At a time of historically low interest rates and historically high levels of market volatility, growing numbers of U.S. institutional investors are finding short-duration credit strategies to be valuable tools in striking the difficult balance of risk and return, says a report by Greenwich Associates. “In the run up to the COVID-19 crisis, institutional investors were working to close troubling funding gaps ‒ often by pushing fixed income allocations into products providing greater yield and, with it, greater risks,” says Davis Walmsley, Greenwich Associates managing director. “These moves left them exposed to a market correction and in need of portfolio liquidity amid an upsurge in volatility.” ‘Short Duration Credit: A Multifaceted Addition to the Fixed-Income Toolbox’ says prior to the start of the crisis, corporate pension funds participating in the study reported average funding ratios of 84 per cent, while public pensions reported average funding levels of 70 per cent. Since then, institutional funding ratios have been affected by high levels of market volatility, a shuttering of the global economy and a further decline in interest rates that were already stuck at historically low levels. In this environment, institutions have one thing in common: the need to optimize yield on fixed income assets at all points on the yield curve and risk spectrum. Institutions in the study are using short duration credit in three primary ways: to optimize cash allocations, as a complement to core fixed income allocations, and as a diversification to credit.

Navacord Adds Dehoney


Navacord Corp. has expanded its benefits business coast-to-coast with the addition of BC-based broker Dehoney Financial Group. Now in its 40th year of business, Dehoney provides a complete portfolio of corporate solutions including benefit and retirement consulting, administration, and life insurance products for executives and employees. It serves a mix of public and privately owned companies across all major sectors of the Canadian economy.

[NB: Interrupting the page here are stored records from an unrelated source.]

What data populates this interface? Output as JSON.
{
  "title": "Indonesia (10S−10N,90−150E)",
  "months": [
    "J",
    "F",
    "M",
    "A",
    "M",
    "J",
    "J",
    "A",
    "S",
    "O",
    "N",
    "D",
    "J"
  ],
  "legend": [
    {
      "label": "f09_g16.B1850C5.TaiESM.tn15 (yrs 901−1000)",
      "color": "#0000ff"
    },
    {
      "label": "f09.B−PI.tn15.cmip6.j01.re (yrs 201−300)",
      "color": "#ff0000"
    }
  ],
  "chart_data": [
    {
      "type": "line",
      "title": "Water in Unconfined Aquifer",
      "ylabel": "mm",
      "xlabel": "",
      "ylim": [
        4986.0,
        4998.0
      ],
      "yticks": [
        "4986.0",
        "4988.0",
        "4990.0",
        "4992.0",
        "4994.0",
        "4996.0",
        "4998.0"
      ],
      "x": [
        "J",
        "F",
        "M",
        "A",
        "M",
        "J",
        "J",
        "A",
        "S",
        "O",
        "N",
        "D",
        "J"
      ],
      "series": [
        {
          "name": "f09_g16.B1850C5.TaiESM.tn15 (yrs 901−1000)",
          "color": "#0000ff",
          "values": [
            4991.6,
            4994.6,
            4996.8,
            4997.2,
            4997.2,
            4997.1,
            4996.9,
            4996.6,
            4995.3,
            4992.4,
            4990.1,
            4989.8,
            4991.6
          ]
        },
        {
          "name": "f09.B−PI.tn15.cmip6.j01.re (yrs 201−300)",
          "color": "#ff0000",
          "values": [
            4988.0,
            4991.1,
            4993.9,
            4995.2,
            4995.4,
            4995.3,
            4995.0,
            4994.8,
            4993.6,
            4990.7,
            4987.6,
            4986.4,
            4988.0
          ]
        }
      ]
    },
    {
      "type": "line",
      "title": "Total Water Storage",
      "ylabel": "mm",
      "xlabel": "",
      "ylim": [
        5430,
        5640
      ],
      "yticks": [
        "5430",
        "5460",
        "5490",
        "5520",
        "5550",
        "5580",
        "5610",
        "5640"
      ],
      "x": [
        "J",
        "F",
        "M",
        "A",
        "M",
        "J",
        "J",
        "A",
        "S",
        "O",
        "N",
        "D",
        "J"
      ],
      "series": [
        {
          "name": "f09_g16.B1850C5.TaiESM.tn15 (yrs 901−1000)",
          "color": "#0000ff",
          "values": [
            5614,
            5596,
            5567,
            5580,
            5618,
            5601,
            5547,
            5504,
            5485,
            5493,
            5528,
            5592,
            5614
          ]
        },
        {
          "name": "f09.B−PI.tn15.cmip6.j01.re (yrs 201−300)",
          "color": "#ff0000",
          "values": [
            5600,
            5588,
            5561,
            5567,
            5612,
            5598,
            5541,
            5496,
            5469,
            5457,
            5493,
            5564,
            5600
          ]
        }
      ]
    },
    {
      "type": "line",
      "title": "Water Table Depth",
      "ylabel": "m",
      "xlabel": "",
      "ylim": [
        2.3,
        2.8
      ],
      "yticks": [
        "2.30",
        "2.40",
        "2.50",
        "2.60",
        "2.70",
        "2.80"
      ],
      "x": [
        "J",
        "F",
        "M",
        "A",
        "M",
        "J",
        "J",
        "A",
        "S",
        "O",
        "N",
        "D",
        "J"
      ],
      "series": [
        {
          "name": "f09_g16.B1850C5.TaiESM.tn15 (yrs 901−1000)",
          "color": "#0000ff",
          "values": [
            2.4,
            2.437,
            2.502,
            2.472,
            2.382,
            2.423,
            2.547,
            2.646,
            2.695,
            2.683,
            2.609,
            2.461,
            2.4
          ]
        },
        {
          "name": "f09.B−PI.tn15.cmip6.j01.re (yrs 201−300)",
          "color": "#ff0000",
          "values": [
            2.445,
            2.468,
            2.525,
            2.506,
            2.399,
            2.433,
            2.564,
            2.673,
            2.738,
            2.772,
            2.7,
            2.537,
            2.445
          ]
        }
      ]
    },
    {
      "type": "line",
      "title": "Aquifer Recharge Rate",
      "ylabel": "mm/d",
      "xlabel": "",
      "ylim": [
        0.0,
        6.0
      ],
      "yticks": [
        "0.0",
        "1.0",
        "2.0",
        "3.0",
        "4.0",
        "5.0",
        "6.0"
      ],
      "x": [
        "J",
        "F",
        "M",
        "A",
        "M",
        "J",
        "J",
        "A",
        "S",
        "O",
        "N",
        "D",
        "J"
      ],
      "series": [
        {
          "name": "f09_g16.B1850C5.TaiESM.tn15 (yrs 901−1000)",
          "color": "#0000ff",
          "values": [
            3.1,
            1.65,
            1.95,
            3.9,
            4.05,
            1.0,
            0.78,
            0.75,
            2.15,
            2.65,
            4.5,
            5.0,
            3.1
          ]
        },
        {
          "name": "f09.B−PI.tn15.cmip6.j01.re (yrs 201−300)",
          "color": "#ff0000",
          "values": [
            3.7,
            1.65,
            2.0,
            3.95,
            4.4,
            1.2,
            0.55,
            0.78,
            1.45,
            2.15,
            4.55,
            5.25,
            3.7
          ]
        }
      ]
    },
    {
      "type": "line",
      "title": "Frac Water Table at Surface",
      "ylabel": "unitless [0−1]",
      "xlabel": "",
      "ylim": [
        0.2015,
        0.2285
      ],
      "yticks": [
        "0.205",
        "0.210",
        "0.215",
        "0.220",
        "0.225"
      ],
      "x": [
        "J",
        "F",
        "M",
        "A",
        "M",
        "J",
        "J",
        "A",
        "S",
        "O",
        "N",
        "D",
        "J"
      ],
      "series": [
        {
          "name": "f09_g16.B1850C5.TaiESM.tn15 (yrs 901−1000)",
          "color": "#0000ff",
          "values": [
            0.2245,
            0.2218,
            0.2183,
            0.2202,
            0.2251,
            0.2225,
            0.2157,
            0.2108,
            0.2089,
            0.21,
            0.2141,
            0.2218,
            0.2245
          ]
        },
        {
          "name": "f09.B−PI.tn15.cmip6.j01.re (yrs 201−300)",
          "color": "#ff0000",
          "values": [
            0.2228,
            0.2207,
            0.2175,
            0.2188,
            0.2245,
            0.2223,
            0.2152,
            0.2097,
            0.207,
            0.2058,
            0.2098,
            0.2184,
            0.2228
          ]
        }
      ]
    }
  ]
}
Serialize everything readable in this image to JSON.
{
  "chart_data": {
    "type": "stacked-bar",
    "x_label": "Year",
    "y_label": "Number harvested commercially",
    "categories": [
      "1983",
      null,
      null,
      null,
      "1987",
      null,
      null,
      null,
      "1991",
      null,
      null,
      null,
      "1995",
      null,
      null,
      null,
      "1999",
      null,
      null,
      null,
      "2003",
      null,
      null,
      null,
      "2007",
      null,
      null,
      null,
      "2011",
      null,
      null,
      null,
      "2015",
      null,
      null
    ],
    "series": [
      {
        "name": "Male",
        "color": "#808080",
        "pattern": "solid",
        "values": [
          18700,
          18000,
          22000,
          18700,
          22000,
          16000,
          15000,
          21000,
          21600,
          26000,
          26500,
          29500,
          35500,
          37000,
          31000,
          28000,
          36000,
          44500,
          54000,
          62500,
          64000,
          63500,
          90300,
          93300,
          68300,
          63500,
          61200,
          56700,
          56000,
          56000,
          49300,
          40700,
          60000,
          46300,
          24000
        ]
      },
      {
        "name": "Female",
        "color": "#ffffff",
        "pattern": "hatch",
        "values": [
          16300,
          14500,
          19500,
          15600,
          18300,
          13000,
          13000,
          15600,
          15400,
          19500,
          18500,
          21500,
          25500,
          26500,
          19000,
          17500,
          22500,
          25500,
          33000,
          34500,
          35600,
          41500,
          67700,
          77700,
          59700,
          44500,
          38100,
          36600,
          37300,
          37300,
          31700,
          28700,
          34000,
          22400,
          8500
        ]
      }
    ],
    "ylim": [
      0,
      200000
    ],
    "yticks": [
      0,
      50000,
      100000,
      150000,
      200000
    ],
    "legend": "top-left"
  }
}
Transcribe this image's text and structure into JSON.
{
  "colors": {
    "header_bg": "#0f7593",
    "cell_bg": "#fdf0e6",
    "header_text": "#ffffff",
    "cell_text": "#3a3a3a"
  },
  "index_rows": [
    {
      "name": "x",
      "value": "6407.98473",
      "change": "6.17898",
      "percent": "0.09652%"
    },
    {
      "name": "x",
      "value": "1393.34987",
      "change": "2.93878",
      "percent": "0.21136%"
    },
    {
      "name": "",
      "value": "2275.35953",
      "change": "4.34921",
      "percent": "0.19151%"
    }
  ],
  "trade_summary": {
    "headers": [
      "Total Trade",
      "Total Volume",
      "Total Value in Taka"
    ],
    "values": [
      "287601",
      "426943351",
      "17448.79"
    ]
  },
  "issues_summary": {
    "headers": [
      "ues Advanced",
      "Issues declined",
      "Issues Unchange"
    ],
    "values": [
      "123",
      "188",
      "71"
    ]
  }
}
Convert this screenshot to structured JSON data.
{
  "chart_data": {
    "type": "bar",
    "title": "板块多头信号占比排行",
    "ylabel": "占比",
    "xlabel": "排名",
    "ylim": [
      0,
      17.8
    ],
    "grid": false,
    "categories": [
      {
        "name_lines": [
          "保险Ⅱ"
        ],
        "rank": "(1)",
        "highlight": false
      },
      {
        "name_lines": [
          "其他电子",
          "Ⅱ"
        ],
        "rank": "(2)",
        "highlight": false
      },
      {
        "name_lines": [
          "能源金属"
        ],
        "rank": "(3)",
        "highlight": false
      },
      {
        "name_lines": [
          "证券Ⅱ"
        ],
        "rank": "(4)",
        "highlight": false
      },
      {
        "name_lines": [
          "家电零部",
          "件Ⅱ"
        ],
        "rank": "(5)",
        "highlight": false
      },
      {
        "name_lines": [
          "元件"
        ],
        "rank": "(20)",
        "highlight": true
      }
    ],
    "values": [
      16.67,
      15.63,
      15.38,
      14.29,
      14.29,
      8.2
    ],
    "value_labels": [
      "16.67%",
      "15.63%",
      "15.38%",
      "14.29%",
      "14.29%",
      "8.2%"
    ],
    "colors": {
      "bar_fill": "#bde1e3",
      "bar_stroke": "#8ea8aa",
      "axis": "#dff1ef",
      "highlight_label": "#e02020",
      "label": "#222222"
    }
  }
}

Alberta Blue Cross Makes Fitness Easier


Alberta Blue Cross is making fitness easier by sharing easy exercise videos and tips on its social media platforms for Albertans to access from the comfort of their homes. Prior to COVID-19, its employees were encouraged to take 15-minute wellness breaks on-site led by workplace wellness specialist Terry Skidnuk, as part of its commitment to promoting the wellness of its own employees. With the majority of employees shifted to working from home during the pandemic, the breaks have been made digitally available and accessible to all Albertans. From yoga and meditation to core and strength workouts, trained fitness instructors have been creating at-home workout videos not only for employees, but for all Albertans to use from the comfort of their living rooms.

Ng Heads Responsible Investing


Deborah Ng is head of responsible investing and director, total fund management, at the Ontario Teachers’ Pension Plan. She has been with the organization since 2004, most recently as director, strategy, and head of responsible investing.